Avons-nous besoin d’une bonne dictature pour sauver un arbre ?
Avons-nous besoin d’une bonne dictature pour sauver un arbre ?

Avons-nous besoin d’une bonne dictature pour sauver un arbre ?

Je profite de la sortie du dernier livre de Cyril Dion, dont le succès sera sans doute aussi phénoménal que vain, pour commencer ici une quête tout aussi vouée à l’échec… D’autant plus que, selon les ratures que j’ai sous les yeux, il est peu probable que je parle de Johnny Hallyday ou des fesses de Kim Kardashian. L’idée est plutôt de commencer à touiller l'ébullition d'une métamorphose personnelle qui a débuté sournoisement il y a déjà plusieurs années et qui, ces derniers temps, enfile une expression de plus en plus concrète. Je me berce peut-être d’illusions, mais il est bien probable que si Ovide avait internet, il kifferait ce blog. Ce qui, logiquement, nous ramène au 19 mai dernier.

Le 19 mai dernier a vu ma métamorphose se solidifier un peu plus lorsque je me suis pointé, avec femme et enfant, au rassemblement organisé devant les locaux « urbains » de la Kedge Business School afin de protester contre l’abattage des pins centenaires de Luminy. C’était, après 2002, la deuxième fois seulement que je manifestais pour quoique ce soit et maintenant que j’y repense, c’était deux fois contre la bêtise. Mais contrairement à 2002, un temps où tout le monde a pu sentir le souffle cracra de l’indécence sur sa nuque, la manifestation du 19 mai dernier n’a pas connu le même succès. Nous étions, en tout et pour tout, une petite quarantaine, quarante-deux si je compte les deux gagas de la France Insoumise qui ont photobombé un rassemblement citoyens largement apolitique. 

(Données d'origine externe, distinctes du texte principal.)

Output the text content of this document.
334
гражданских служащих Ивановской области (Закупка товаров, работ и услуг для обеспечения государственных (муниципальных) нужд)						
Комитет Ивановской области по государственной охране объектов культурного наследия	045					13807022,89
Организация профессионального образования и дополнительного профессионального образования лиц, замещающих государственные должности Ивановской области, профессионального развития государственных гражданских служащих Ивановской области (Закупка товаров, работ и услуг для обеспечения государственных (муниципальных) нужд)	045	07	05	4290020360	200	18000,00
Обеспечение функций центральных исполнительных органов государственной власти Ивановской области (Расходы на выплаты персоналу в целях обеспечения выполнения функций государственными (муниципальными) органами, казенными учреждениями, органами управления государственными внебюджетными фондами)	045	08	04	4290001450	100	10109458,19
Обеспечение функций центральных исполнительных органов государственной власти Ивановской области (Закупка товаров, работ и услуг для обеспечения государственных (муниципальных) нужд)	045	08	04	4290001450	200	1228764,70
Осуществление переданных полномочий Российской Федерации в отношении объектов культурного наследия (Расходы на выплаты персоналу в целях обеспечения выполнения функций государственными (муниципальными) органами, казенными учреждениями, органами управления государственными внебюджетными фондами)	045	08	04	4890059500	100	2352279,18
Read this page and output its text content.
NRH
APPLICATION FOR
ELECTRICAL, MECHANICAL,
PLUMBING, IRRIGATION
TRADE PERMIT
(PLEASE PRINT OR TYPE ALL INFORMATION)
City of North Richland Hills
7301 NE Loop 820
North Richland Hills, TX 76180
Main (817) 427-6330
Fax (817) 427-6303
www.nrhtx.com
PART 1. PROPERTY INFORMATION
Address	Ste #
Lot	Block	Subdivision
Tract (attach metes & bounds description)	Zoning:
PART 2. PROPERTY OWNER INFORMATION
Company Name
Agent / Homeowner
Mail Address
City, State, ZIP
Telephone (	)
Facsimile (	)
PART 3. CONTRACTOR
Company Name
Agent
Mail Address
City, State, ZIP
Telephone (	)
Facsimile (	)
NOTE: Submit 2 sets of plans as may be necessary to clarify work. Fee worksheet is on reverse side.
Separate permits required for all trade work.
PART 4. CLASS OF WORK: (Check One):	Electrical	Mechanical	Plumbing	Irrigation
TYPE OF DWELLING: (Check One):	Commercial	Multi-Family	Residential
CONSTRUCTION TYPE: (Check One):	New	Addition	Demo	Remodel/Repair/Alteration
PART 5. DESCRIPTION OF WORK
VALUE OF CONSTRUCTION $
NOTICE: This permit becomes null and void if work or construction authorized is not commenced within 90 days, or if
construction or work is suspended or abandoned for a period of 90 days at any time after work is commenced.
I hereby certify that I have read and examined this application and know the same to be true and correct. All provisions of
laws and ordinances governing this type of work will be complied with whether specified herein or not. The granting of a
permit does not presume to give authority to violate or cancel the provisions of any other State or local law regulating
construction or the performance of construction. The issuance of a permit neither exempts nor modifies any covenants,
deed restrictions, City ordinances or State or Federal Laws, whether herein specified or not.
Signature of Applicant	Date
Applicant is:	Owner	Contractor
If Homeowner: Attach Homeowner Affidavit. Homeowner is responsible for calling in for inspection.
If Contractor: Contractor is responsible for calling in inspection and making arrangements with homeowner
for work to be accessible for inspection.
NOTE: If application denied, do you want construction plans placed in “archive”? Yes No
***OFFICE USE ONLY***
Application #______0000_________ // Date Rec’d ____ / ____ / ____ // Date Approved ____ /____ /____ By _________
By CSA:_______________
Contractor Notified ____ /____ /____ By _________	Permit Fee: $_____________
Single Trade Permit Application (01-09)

« Quarante », me dis-je à moi-même… 

Ils étaient plus de 500 000 pour les obsèques de Johnny Hallyday. C’est marrant d’ailleurs, parce que le livre de Cyril Dion s’ouvre presque sur ce même genre d’effarement comptable. Et en l’écrivant à mon (humble) tour, en l’ayant vécu, vu de mes yeux vu, je me dis qu’il aurait fallu que Johnny vienne mourir au milieu des pins pour que la disparition de deux cents arbres à l’entrée du Parc National des Calanques intéresse quelqu’un dans cette ville de merd— Imaginez juste une seconde, 500 000 personnes massées sur le parking de la fac, les yeux rivés vers un Macron plus thaumaturge que jamais. À un moment donné, le Président touche un enfant bossu et deux trois lapins sauvages, puis il dit un truc du genre « There is no pinède B » avec son anglais un tantinet nasal. Après quoi, Line Renaud, entourée de bikers mutiques, les bras et les cuisses tatoués de loups, d’indiens et de portraits de Johnny déformés par les plis du gras, se met à lire des fragments du discours prononcé par Hans Jonas (Hans Jonas ?) lors de la remise du prix de la Paix des libraires allemands. Celui-là même où le philosophe parle de responsabilité, de nature, cite Faust à plusieurs reprises et interroge notre rapport à la liberté et à la démocratie. Délire.

* * *

Je parle de Hans Jonas parce que, une semaine avant cette cruelle désillusion (les pins ont été abattus), j’avais commencé la lecture d’un petit livre, Une éthique pour la nature, sorti chez Artaud, dans cette collection qui ressemble déjà à un petit temple de classiques à venir. Ce recueil d’entretiens datant de la fin des 80s, début 90s, pose et psalmodie plusieurs des bornes qui jalonnent la pensée « écologique » de Jonas. C’est un livre dont je conseille vivement la lecture à tout un chacun et plus particulièrement aux habitants de cette ville qui offre un terrain si fertile à la dissonance cognitive la plus sauvage.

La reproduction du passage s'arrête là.